Un système français breveté de récupération d'énergie présente dans les eaux usées grises

Un système français breveté de récupération d’énergie présente dans les eaux usées grises

Boydens Engineering a récemment intégré au Luxembourg la solution française
ERS (energy recovery system) qui vise à récupérer la chaleur des eaux usées dans une démarche circulaire. Présentation avec son inventeur, Alain Mouré, également président et directeur général de la société Biofluides Environnement.

Interview d’Alain Moure, Président et Directeur Général de La Société Biofluides Environnement

M. Mouré, pouvez-vous présenter Biofluides en quelques mots ?

La société Biofluides a ouvert ses portes en 2006 dans le département de Seine-et-Marne. Dotée d’un bureau d’études thermiques et d’une équipe de techniciens de maintenance, notre entreprise développe des solutions de traitement des eaux et d’économie d’énergie. Depuis 2009, nous développons et commercialisons l’ERS, pour Energy Recovery System ou Système de récupération énergétique, protégé par cinq brevets.

Comment vous est venue l’idée de l’ERS ?

L’idée m’est venue d’un bailleur qui a suggéré d’utiliser la chaleur des eaux de cuisines et salles de bains. Ces eaux grises usées sont rejetées chaque jour vers les réseaux d’assainissement et représentent une perte d’énergie calorifique considérable. En France, une famille de quatre personnes consomme en effet plus de 150 litres d’eau chaude par jour, qui s’écoule à une température moyenne comprise entre 28 et 32 °C.

Grâce à notre système de revalorisation énergétique, les calories présentes dans les eaux usées ménagères sont captées puis réinjectées instantanément dans le réseau local afin de produire en préchauffage 80 à 100 % des besoins en eau chaude sanitaire, hors réchauffage de la boucle.

Comment fonctionne-t-il ?

Le réseau d’évacuation est divisé pour séparer les eaux usées, appelées eaux grises, des eaux des toilettes, appelées eaux noires. Nous ne gardons que les eaux des cuisine, lavabos, douches, lave-vaisselle et lave-linge. Ces eaux grises sont récoltées dans une cuve d’échange thermique qui récupère et transfère l’énergie vers une pompe à chaleur via des échangeurs se trouvant à l’intérieur de cette cuve et dans lesquels circule un fluide caloporteur. Les calories prélevées par les échangeurs thermiques sont transférées à la pompe à chaleur qui produit de l’eau chaude avec un COP d’environ 4 à 55/58 °C.

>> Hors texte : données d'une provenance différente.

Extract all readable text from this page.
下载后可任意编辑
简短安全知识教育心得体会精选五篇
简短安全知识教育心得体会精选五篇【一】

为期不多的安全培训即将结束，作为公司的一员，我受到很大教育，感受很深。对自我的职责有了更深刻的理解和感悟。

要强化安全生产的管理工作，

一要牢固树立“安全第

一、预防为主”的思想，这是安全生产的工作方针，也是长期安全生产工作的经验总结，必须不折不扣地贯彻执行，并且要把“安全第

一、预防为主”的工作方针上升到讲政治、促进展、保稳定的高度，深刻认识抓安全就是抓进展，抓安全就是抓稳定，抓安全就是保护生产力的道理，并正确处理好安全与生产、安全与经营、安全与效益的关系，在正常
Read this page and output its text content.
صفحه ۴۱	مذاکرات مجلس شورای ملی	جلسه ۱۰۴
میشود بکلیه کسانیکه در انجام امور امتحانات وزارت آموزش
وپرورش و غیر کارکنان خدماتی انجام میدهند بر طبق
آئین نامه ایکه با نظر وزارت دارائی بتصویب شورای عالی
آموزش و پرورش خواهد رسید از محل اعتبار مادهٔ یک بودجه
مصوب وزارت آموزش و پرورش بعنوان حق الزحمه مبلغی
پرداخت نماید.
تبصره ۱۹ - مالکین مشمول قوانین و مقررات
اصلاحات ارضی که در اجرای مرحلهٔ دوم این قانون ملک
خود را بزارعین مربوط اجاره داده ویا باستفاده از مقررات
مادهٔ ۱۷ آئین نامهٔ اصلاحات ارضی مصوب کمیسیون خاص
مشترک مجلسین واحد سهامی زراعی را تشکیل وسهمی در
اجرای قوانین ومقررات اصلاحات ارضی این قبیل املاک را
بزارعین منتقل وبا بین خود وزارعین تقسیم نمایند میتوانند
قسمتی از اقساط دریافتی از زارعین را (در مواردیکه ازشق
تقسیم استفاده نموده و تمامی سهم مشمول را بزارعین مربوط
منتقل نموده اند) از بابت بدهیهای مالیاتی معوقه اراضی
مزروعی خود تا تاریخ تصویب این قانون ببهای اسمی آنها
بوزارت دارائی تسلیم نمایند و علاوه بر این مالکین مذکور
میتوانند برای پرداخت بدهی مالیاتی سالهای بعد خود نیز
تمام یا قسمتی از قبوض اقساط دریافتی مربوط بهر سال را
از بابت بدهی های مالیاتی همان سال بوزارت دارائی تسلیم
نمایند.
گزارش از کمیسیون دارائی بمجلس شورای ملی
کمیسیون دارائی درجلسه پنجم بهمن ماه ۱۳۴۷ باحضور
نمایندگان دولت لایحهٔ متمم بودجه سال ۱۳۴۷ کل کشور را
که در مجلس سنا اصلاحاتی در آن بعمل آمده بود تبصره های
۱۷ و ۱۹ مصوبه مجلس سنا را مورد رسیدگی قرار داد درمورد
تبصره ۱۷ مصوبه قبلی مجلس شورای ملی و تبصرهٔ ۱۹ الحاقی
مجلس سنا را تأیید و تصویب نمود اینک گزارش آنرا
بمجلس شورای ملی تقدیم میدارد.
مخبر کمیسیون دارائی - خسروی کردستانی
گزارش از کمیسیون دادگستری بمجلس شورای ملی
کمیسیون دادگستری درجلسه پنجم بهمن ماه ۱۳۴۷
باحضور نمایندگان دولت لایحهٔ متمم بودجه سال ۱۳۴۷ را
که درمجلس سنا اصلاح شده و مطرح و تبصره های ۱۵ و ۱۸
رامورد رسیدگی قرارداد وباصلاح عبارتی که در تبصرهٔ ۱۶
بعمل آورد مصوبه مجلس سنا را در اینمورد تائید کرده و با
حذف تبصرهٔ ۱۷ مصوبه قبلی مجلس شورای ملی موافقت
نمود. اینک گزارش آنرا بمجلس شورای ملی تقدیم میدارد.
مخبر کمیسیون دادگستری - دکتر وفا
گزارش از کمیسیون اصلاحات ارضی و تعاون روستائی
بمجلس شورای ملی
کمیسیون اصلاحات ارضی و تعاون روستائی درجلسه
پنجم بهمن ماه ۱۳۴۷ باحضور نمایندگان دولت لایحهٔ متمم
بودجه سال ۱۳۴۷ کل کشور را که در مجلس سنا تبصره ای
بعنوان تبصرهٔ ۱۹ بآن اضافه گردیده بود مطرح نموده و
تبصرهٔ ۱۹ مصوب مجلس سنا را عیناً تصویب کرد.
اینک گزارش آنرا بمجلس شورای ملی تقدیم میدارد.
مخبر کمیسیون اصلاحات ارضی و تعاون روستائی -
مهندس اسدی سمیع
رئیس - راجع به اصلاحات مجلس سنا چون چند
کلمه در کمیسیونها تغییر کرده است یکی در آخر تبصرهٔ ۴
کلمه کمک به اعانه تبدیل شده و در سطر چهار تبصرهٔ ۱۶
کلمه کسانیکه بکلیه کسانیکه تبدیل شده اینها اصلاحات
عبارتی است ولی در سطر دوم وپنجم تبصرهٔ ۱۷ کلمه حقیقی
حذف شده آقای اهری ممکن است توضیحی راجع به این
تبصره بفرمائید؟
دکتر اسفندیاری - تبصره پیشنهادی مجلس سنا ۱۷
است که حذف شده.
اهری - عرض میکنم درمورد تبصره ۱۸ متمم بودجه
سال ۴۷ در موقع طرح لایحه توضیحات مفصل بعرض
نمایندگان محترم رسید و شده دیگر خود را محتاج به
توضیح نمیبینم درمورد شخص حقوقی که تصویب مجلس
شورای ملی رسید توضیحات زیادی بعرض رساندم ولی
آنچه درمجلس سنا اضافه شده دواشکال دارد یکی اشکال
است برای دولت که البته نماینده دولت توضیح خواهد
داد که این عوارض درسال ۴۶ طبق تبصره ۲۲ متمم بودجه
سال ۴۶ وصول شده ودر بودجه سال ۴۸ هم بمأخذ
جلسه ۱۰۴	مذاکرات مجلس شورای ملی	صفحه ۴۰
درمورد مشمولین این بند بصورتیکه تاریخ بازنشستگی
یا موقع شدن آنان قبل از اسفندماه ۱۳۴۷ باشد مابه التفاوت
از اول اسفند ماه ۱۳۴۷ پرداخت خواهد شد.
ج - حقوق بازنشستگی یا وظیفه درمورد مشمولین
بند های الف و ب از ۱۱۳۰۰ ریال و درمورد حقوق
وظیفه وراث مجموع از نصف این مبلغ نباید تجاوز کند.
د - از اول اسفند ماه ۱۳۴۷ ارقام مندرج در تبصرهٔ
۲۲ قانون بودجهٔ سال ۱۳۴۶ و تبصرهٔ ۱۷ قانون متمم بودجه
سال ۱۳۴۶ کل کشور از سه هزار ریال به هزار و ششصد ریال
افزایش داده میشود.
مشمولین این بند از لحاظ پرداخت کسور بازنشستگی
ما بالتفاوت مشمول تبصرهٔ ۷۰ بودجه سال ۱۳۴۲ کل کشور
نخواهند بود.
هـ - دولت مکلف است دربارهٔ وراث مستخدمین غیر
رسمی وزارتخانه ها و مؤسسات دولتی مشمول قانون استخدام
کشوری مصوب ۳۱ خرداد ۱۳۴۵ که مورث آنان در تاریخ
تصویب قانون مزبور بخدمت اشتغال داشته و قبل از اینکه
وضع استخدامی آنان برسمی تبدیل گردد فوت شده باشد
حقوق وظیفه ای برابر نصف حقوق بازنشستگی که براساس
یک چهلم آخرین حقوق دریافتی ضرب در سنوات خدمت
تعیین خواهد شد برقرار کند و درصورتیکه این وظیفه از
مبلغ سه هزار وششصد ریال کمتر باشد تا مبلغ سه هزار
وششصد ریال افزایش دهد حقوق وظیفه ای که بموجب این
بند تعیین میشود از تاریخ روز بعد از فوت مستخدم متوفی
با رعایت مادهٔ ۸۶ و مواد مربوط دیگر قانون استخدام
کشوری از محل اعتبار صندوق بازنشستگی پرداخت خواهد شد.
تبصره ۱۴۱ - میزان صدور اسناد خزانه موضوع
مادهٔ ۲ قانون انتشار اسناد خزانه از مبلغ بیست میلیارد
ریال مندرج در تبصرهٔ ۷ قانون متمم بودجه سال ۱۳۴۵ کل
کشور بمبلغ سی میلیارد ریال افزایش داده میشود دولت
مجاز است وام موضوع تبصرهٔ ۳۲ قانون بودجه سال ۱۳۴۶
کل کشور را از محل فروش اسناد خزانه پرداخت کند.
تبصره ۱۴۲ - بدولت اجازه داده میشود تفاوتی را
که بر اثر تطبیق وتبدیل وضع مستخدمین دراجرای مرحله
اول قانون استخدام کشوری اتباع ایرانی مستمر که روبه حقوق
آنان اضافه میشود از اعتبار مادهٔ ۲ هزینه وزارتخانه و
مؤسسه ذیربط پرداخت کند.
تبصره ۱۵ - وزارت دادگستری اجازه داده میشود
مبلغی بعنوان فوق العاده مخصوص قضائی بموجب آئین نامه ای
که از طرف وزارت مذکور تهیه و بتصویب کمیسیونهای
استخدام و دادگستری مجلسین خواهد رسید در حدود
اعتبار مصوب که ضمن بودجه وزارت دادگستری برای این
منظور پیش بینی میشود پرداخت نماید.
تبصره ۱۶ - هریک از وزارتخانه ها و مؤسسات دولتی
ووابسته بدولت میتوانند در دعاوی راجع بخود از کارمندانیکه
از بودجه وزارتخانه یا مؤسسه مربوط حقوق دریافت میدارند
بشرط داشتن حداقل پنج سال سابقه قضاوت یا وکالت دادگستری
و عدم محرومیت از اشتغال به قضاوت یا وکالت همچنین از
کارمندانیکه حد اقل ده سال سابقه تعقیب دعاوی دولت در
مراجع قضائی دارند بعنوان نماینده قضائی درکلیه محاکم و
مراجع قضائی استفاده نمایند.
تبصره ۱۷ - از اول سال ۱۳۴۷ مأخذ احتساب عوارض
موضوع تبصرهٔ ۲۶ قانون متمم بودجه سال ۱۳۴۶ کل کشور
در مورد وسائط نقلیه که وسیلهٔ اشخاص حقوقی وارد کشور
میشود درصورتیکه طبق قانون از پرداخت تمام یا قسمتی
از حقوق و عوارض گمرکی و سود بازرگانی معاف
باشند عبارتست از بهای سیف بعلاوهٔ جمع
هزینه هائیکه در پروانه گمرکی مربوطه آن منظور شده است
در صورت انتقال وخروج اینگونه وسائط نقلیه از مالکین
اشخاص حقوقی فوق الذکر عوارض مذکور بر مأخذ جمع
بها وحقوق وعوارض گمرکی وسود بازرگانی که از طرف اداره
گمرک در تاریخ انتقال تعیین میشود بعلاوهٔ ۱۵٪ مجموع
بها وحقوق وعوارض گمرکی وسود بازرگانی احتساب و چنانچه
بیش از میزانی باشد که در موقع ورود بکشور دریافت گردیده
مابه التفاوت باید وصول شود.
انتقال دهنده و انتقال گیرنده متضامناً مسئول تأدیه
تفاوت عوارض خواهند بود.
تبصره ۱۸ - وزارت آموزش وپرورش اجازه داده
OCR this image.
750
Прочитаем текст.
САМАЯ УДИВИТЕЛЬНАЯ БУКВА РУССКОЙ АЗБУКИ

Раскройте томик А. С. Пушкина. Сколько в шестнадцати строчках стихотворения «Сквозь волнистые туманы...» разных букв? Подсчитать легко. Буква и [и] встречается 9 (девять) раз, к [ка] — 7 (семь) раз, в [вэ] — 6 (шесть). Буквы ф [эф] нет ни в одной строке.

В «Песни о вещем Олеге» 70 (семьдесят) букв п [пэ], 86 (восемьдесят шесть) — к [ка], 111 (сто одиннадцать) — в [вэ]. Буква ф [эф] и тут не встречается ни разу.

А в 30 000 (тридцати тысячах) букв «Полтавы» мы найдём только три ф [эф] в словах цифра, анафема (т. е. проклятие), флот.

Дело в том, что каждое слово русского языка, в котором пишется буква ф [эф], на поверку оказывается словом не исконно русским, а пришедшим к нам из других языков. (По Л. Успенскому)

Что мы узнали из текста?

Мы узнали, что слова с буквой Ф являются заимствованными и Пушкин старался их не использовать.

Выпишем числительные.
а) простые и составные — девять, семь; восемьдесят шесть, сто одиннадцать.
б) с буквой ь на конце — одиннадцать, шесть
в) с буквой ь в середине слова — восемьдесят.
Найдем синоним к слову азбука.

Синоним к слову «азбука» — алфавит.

L’eau est stockée dans des ballons de préchauffage en attendant d’être utilisée, avant de servir à nouveau de source d’énergie.
N’ayant plus un potentiel énergétique suffisant, les eaux grises dont la chaleur a été récupérée sont renvoyées vers le réseau d’évacuation public via un système de vidange automatique entre 7 et 12 °C.

À quel(s) type(s) de bâtiments convient-il ?

Pour l’instant, le système requiert la mise en place de réseaux séparatifs eaux-vannes / eaux grises.
Composé d’une cuve d’échanges, d’une pompe à chaleur et de ballons, il faut donc prévoir un local technique ayant une emprise au sol de 15 à 25 m2, selon le nombre de logements, pour accueillir l’ERS. La majorité des installations Biofluides concerne des nouvelles constructions de résidences, des complexes hôteliers, centres sportifs, écoles et internats, restaurants d’entreprise, etc.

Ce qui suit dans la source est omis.